Founder Indonesia Gastronomy Network, Vita Danau, mengamini bahwa membawa Michelin Guide ke Indonesia, bukanlah hal "simpel." "Kalau dilihat dari proporsi pelaku industri (kuliner), pelaku industri (restoran) high-end, boleh dikatakan tidak sampai 100 yang bagus kualitasnya," katanya melalui pesan suara, Jumat.
Ia menambahkan, "Akan sia-sia jika kita sudah bayar fee besar di depan, mendatangkan asesor dan segala macam, tiba-tiba hanya sedikit yang bisa dinilai, atau misalnya yang masuk (Michelin Guide) cuma dua. Itu sayang sekali, jadi sebaiknya memang (ekosistem industri kuliner di Indonesia) dipersiapkan."
Worth It atau Tidak?
Saat ditanya apakah upaya mendatangkan Michelin Guide ke Indonesia "sepadan," William menjawab, "Yes and no." "Worth it, karena Indonesia disebut, 'Oh ada Michelin.' No, karena dampaknya secara umum tidak terlalu besar (karena bisa saja restoran yang masuk Michelin Guide atau mendapat Michelin Star tidak terlalu banyak)."

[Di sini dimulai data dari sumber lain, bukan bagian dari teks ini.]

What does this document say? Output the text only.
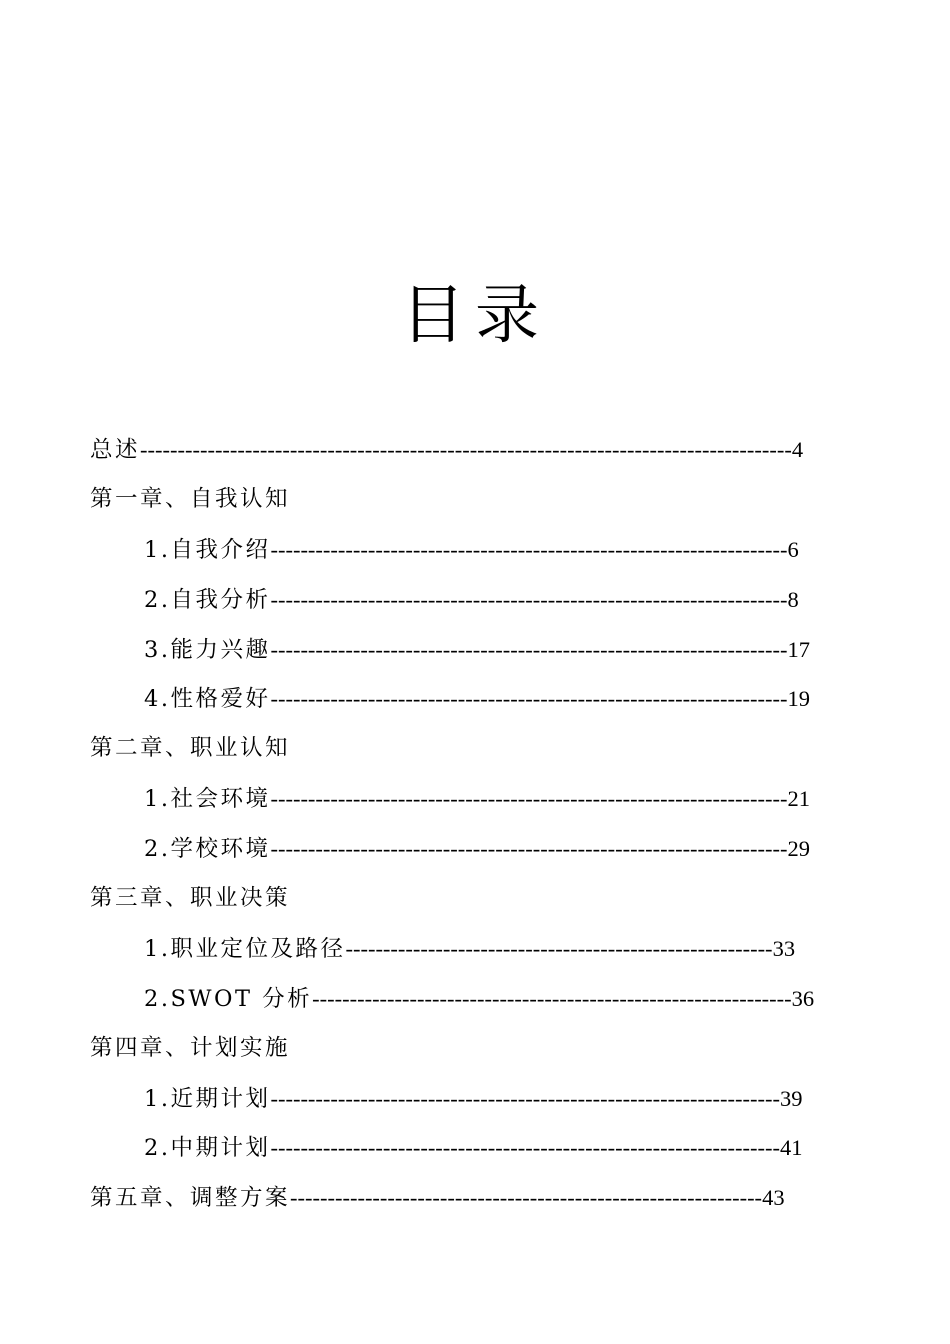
目录
总述---------------------------------------------------------------------------------------4
第一章、自我认知
1.自我介绍---------------------------------------------------------------------6
2.自我分析---------------------------------------------------------------------8
3.能力兴趣---------------------------------------------------------------------17
4.性格爱好---------------------------------------------------------------------19
第二章、职业认知
1.社会环境---------------------------------------------------------------------21
2.学校环境---------------------------------------------------------------------29
第三章、职业决策
1.职业定位及路径---------------------------------------------------------33
2.SWOT 分析----------------------------------------------------------------36
第四章、计划实施
1.近期计划--------------------------------------------------------------------39
2.中期计划--------------------------------------------------------------------41
第五章、调整方案---------------------------------------------------------------43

Sepakat dengan Vita, urgensi berbenah di sektor kuliner dalam negeri lebih tinggi, menurut William. "Ada lambang Michelin itu nambah ongkos, karena operasionalnya harus optimal. Tidak hanya dari makanan, tapi juga pelayanan dan higienitas. Asesor Michelin di luar negeri bahkan menilai restoran mulai dari toiletnya. Kalau tidak (sesuai standar), ya, bisa dicopot bintang Michelinnya," sebut dia.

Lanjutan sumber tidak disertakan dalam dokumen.